Ага, глазки горят, о карабине на время позабыла, вот и ладушки. Он сделал три стремительных шага, приближаясь к ней вплотную. Лариса успела только слегка приподнять оружие в попытке навести его на Дмитрия, но в следующее мгновение сильная рука ухватила «барса» за цевье, а другая наотмашь влепила ей такую затрещину, что голова едва не отлетела, – девушка тут же растянулась на земле. Удар был сильным, но Дмитрий все же бил не в полную силу: не было у него намерения отправлять ее в отключку. Отрезвить, вразумить, встряхнуть – все это да, но не бить в качестве наказания за содеянное и в назидание на будущее.

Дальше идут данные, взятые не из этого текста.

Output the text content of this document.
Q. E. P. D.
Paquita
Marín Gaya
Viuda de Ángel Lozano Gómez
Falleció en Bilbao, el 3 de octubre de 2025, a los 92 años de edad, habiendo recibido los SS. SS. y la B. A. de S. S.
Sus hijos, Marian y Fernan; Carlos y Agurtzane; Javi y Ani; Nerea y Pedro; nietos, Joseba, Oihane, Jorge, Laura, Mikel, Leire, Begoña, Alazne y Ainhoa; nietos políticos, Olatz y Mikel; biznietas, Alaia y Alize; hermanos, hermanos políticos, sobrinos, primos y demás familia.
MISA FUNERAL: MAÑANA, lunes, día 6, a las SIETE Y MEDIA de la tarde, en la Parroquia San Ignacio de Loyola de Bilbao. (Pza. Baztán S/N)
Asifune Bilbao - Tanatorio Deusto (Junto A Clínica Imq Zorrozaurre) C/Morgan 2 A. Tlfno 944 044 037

Лариса тут же сжалась в комок и залилась слезами. Дмитрий не обманывался, это не из-за затрещины. Эта боль – ничто в сравнении с тем, что у нее творилось в душе. Если посмотреть правде в глаза, то, не будь с ним Ларисы, еще неизвестно, как бы сам он себя повел. Однако ответственность за кого-то заставила его полностью собраться и держать себя в руках. Он даже был благодарен судьбе, что она сейчас с ним.
Отложив вырванное оружие в сторону, он присел рядом с девушкой, приподнял и, прижав к груди, начал гладить по голове и спине, тихо так приговаривая в самое ухо, словно сердобольная бабушка:
– Поплачь, поплачь, маленькая. Все понимаю, плохо тебе, поплачь – глядишь, и полегчает.

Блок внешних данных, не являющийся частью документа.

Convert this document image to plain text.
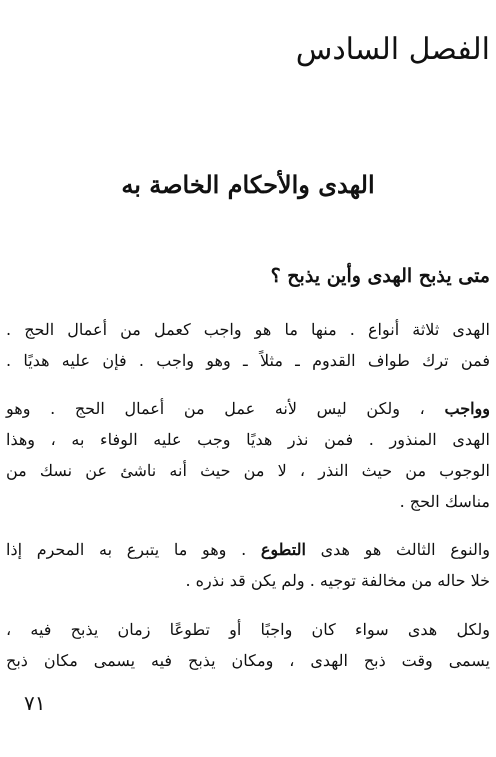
الفصل السادس
الهدى والأحكام الخاصة به
متى يذبح الهدى وأين يذبح ؟
الهدى ثلاثة أنواع . منها ما هو واجب كعمل من أعمال الحج .
فمن ترك طواف القدوم ـ مثلاً ـ وهو واجب . فإن عليه هديًا .
وواجب ، ولكن ليس لأنه عمل من أعمال الحج . وهو
الهدى المنذور . فمن نذر هديًا وجب عليه الوفاء به ، وهذا
الوجوب من حيث النذر ، لا من حيث أنه ناشئ عن نسك من
مناسك الحج .
والنوع الثالث هو هدى التطوع . وهو ما يتبرع به المحرم إذا
خلا حاله من مخالفة توجيه . ولم يكن قد نذره .
ولكل هدى سواء كان واجبًا أو تطوعًا زمان يذبح فيه ،
يسمى وقت ذبح الهدى ، ومكان يذبح فيه يسمى مكان ذبح
٧١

– Дим… Ди-ма… Я… Я… Я ведь… И вправ-ду… Ну… Ду-ма-ла… Выс-трелю, – часто прерываясь рыданиями, заговорила она.
– Я знаю, Ларчик. Но это не ты. Ты просто маленькая испуганная девочка.
– Ска… Ска-жешь, то-же, ма-лень-ка-я.
– Ну конечно маленькая. Вот родишь, станешь мамкой – тогда и повзрослеешь, когда заботиться о ребенке начнешь.
– Се-мен не хо-чет, го-во-рит, мо-ло-дые еще, а мне уже двадцать пять.
– Ну не сорок же. Так что ничего страшного.
– Дим, а Дим.
– Да, Ларчик.
– Ты прости меня… – Ага, вроде отпускает, успокаивается. Ну и слава богу.